In EKS, the permission to patch config maps can lead to privilege escalation by modifying the "aws-auth" config map. This config map contains mappings between AWS IAM identities and Kubernetes identities.

Capture the Flag #2: Privilege escalation from pod to AWS Administrator

During the EKS configuration review, it was also noticed that an adversary would be in the position to elevate his current privileges and obtain the Administrator permissions at the targeted organization's AWS account level.

When checking the configuration of a pod, we can name for the sake of simplicity "echo-*", it was found that inside the environmental variables there are references to an AWS IAM role that was configured to obtain AWS permission by assuming this role via the AWS Web Identity feature.

By reading the contents of the file "/var/run/secrets/" present inside the "echo-*" pod, anyone can assume the "echo-role" using the AWS CLI. It tuned out that this role allowed the action "sts:AssumeRole" over every other role. This is a dangerous permission that can be used in assuming a role with higher or different permissions than the initial ones.

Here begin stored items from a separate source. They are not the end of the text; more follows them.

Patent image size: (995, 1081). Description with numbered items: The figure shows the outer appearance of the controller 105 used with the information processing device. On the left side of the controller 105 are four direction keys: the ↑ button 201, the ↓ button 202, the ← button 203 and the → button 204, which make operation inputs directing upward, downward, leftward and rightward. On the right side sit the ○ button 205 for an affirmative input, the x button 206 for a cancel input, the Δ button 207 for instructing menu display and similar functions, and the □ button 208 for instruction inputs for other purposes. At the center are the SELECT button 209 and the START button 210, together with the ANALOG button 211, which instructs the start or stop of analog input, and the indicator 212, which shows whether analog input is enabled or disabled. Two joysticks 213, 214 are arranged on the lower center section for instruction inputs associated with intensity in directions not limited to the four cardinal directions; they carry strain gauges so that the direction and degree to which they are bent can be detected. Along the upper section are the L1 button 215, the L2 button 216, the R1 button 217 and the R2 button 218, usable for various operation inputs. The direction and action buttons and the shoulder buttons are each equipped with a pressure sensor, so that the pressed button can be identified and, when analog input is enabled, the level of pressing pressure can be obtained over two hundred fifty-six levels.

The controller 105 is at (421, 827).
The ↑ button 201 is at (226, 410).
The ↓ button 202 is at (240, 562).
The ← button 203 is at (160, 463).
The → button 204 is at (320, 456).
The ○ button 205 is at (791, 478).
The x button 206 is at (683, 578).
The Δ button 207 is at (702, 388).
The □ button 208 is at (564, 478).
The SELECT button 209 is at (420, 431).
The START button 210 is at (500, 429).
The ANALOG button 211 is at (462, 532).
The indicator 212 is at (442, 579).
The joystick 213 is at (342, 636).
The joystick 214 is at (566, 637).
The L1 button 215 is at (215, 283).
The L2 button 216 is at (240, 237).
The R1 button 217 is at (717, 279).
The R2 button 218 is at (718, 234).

Executing a role enumeration, we ended up by initially finding a role that had attached to it the AWS managed policy "AdministratorAccess" that granted the highest level of access in an AWS account. We checked the Trust Relationship related to this role within the Amazon Elastic Kubernetes Service cluster and was a perfect candidate for the next step until capturing this flag, however, it required an External ID. External IDs are a good security practice for mitigating the Confused Deputy attack.

After a while, another role was found that was used to find the External ID by anyone from the internet with a valid AWS account. This role had a Trust Relationship security misconfiguration in the AWS EKS that allowed hijacking the External ID. On top of that, the role had several other IAM permissions to list and read Identity and Access Management resources. At this point, the second flag was captured in the penetration test of the Amazon Kubernetes cluster.

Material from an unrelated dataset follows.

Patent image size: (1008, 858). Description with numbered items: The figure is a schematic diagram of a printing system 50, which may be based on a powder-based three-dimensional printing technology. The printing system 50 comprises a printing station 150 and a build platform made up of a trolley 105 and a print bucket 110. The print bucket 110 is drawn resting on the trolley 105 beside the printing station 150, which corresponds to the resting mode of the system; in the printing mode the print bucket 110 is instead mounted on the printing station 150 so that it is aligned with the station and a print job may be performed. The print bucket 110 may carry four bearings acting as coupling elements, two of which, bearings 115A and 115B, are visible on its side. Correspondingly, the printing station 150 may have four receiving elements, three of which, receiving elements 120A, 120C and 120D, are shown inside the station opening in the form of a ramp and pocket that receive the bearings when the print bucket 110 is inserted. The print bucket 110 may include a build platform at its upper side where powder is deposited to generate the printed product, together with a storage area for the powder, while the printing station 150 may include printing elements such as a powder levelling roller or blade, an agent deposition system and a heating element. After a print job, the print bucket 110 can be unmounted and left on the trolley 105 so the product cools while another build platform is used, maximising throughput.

While we decided to keep private the attack vectors the complete details in order to prevent threat actors to reporduce them and attack other organizations, this exercise demonstrated how a potential adversary can take advantage of several misconfigurations that often can be overlooked by the cloud engineers when they are dealing with vast and complex cloud architecture patterns.

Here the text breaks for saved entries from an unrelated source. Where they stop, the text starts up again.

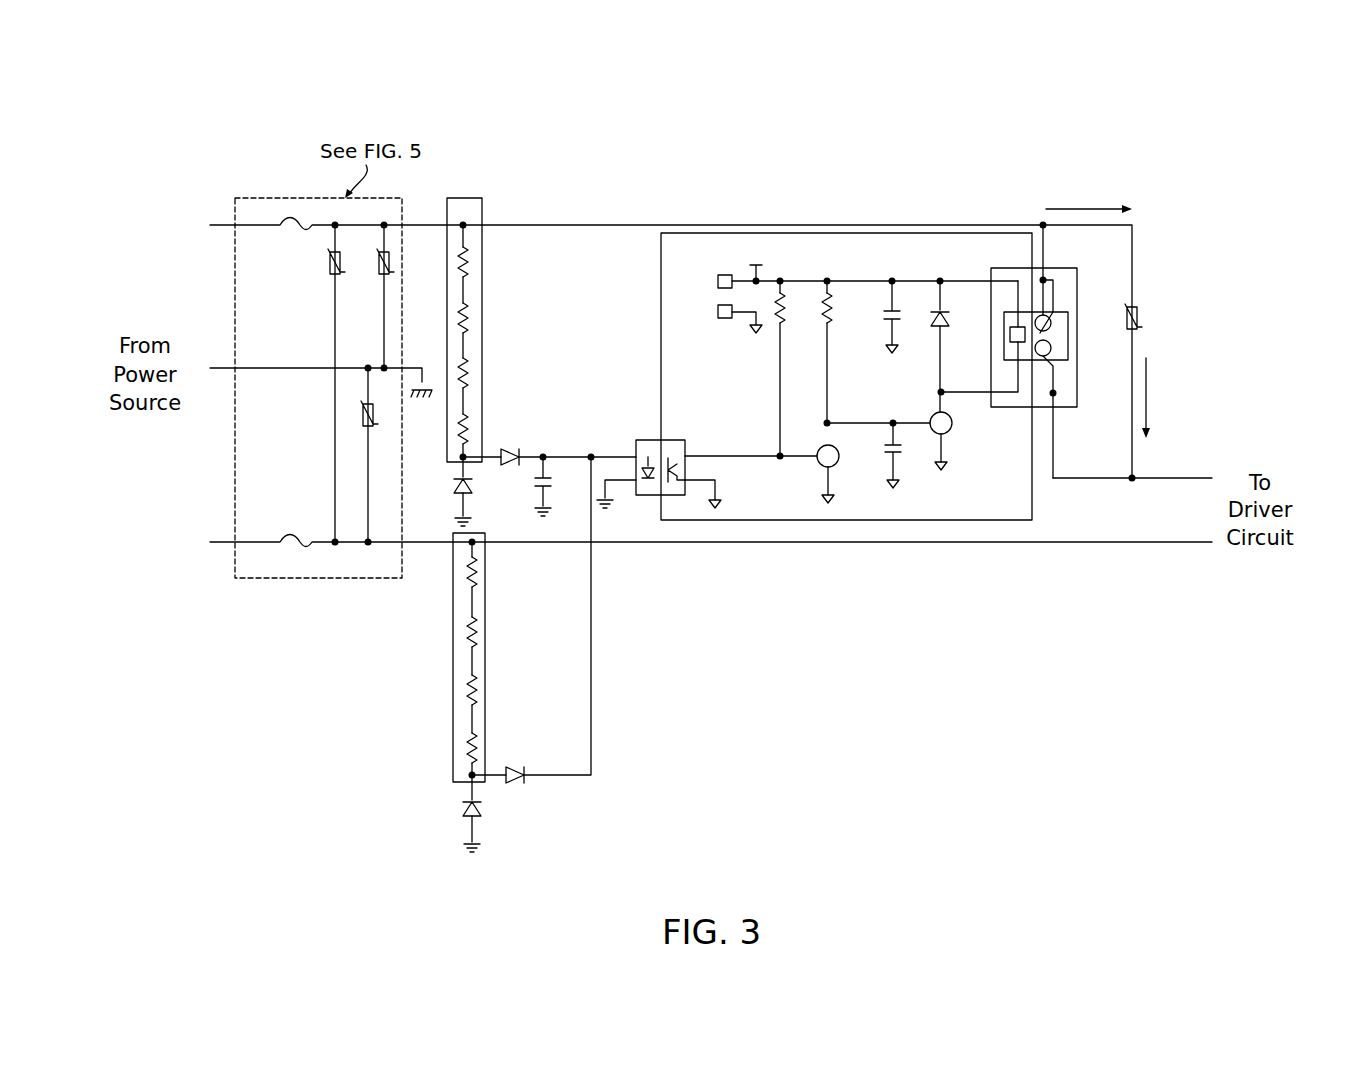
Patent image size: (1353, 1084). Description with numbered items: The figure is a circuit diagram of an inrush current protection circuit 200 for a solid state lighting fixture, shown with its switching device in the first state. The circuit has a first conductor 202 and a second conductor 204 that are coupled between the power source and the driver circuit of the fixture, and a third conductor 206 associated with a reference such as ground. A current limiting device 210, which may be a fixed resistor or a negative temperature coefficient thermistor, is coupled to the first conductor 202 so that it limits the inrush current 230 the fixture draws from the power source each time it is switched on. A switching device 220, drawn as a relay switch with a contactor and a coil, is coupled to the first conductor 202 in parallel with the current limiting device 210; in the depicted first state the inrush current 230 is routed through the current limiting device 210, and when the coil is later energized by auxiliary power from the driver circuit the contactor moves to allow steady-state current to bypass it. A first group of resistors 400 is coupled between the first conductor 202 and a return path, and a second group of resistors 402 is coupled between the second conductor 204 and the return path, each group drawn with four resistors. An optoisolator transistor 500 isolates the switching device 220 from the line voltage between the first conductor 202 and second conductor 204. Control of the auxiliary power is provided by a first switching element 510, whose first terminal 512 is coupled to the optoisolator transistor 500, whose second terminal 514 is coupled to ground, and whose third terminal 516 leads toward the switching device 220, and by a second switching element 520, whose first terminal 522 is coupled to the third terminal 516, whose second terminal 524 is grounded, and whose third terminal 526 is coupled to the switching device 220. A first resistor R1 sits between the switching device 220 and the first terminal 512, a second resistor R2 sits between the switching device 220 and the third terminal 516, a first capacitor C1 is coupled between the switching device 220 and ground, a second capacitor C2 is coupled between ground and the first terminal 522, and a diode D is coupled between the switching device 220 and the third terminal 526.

The inrush current protection circuit 200 is at (907, 138).
The first conductor 202 is at (251, 222).
The second conductor 204 is at (251, 540).
The third conductor 206 is at (260, 366).
The current limiting device 210 is at (1136, 306).
The switching device 220 is at (1053, 407).
The inrush current 230 is at (1075, 208).
The first group of resistors 400 is at (463, 198).
The second group of resistors 402 is at (447, 752).
The optoisolator transistor 500 is at (814, 376).
The first switching element 510 is at (818, 461).
The first terminal 512 is at (726, 453).
The second terminal 514 is at (832, 486).
The third terminal 516 is at (826, 417).
The second switching element 520 is at (952, 427).
The first terminal 522 is at (862, 421).
The second terminal 524 is at (948, 468).
The third terminal 526 is at (939, 392).
The first resistor R1 is at (786, 312).
The second resistor R2 is at (834, 312).
The first capacitor C1 is at (904, 312).
The second capacitor C2 is at (900, 455).
The diode D is at (948, 312).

There are multiple recommendations that should be put in place to fix or mitigate most of the above to happen:

  • Remove the action "sts:AssumeRole" or restrict it to only those roles that should be assumed by the pod. The trust relationship should be modified so that the role can be assumed only by specific pods. In a k8s cluster's security group, this can be done by enforcing a specific IP source or VPC network source. However, please note that if the attacker can execute code inside the pod of the cluster, then this security group mitigation will be bypassed.
  • Change the given permissions so that they will follow the least privilege principle in the Amazon Elastic Kubernetes Service cluster. Using the AWS managed policy "AdminsitratorAccess" is against security best practices because it can grant attackers or malicious users full control over the AWS account.
  • Change the Trust Relationship policy so that it will allow only the Identity and Access Management identities that should indeed assume this role.
  • Reconfigure the trust relationship for the Elastic Kubernetes Service cluster so that it will not allow any AWS account on the internet to assume it.
  • Prevent the pods accessing the Metadata API. This can be done by setting the number of allowed hops of the Metadata API's response to 1 during the EKS configuration.
  • Do not deploy on the same worker node pods with service accounts with high privileges and pods with common services like web applications, databases and so on.
  • Analyze the need and limit the permission to edit/update/patch the "aws-auth" config map only to those Service Accounts that need it.
  • Implement Instance Metadata Service version 2 across the board.
  • Use Service Control Policies to control the level of access for different users in the Amazon k8s cluster.